Improved Dumpy Level.—The most experienced observers with the level have remarked the difficulty that exists with every instrument to get it to reverse well; that is, without any alteration in the position of the bubble; and when taking long sights or levels about which there happens to be more than ordinary anxiety, it is often a constant source of discomfort. When after several removes of the instrument over very steep ground, the parallel plate screws have been so worked as to bring the plates into a very oblique direction, this difficulty in getting the telescope to reverse correctly generally increases, so much that it is often necessary to readjust the screws so as to bring back the plates to their parallel positions. To this it may be observed that in planting the instrument even on very inclined ground, we should roughly level with the legs first, as we have pointed out in our observations on the use or rather application of the instrument; but when levelling operations are hurried, as they often are, attention to this very important point as regards this rough levelling of the instrument is often neglected. The improved level, as constructed by Elliott, to which we now call attention, in a great measure removes these defects, both as regards the degree of tightness with which the telescope portion of the instrument is screwed on to that part which consists of the parallel plates and axis, as also with regard to the difficulty arising from the levelling of the instrument on very steep ground. In the improved dumpy level, the telescope and the parallel plates are all in one, and a little circular level is applied, the object of which is to bring the instrument into rough adjustment; for by attending to the bubble of the circular level occupying its proper centre while setting up with the legs only, this rough adjustment is secured ; instead of the ordinary ball and socket fitting usually applied to the level, the ball and socket joint of the theodolite has been adapted, by means of which the inconvenience arising from steeply inclined ground is done away with. These improvements are so considerable that we fully intend to adopt this improved level in our own practice. In appearance when set up it does not differ from the ordinary level, or we should have given an illustration of it.

APPENDIX.

THE TRANSIT INSTRUMENT.

As the name of this instrument implies, it is used principally astronomically, for observing the passage of celestial objects across the meridian. We give an illustration of it at Fig. 142, because in long tunnels with deep shafts it may be used to considerable advantage, as giving the means of setting out with minute accuracy the main line of direction and the vertical axis of every shaft.
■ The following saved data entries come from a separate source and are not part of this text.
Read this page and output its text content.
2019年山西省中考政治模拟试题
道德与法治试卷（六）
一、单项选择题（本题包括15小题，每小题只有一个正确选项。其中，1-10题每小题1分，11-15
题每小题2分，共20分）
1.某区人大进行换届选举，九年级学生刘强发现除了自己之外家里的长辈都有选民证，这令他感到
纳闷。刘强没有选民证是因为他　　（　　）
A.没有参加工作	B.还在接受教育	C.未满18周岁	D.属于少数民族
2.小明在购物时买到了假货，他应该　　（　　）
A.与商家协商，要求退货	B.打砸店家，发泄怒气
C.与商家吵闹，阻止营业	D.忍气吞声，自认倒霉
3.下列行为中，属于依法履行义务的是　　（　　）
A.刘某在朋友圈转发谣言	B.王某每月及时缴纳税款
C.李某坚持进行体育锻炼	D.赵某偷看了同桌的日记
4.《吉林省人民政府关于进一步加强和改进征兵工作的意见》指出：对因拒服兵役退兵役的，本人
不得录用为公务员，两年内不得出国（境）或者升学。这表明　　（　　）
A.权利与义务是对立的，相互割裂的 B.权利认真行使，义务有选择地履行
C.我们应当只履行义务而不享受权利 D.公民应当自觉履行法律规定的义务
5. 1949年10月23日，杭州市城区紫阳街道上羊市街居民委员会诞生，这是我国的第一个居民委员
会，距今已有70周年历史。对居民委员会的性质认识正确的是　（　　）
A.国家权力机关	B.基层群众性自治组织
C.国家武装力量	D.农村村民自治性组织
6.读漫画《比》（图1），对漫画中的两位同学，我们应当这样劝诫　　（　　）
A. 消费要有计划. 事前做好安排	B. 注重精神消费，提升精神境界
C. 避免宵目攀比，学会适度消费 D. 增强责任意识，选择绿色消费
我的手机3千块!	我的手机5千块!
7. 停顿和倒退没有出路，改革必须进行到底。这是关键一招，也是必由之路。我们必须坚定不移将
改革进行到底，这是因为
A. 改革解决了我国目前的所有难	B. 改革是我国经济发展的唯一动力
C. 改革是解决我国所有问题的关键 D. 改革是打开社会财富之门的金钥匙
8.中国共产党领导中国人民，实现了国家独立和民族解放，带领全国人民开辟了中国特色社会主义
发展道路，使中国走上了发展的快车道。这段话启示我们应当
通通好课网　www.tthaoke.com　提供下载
The telescope is in two parts, connected together at the sphere A, which also receives the ends of the conical axis, CC, at right angles to that of the telescope. The other two ends of the conical axis, consisting of cylindrical pivots, rest in Y's at the summits of the vertical standards, SS, in which the axis of the telescope turns. A level across the conical axis denotes when it is horizontal. The standards are fixed to a circle which rests upon parallel plate-screws, by which the instrument is levelled. The two braces from the top of the standard to the beam across the above-mentioned circle are for the purpose of steadying the motion of the telescope.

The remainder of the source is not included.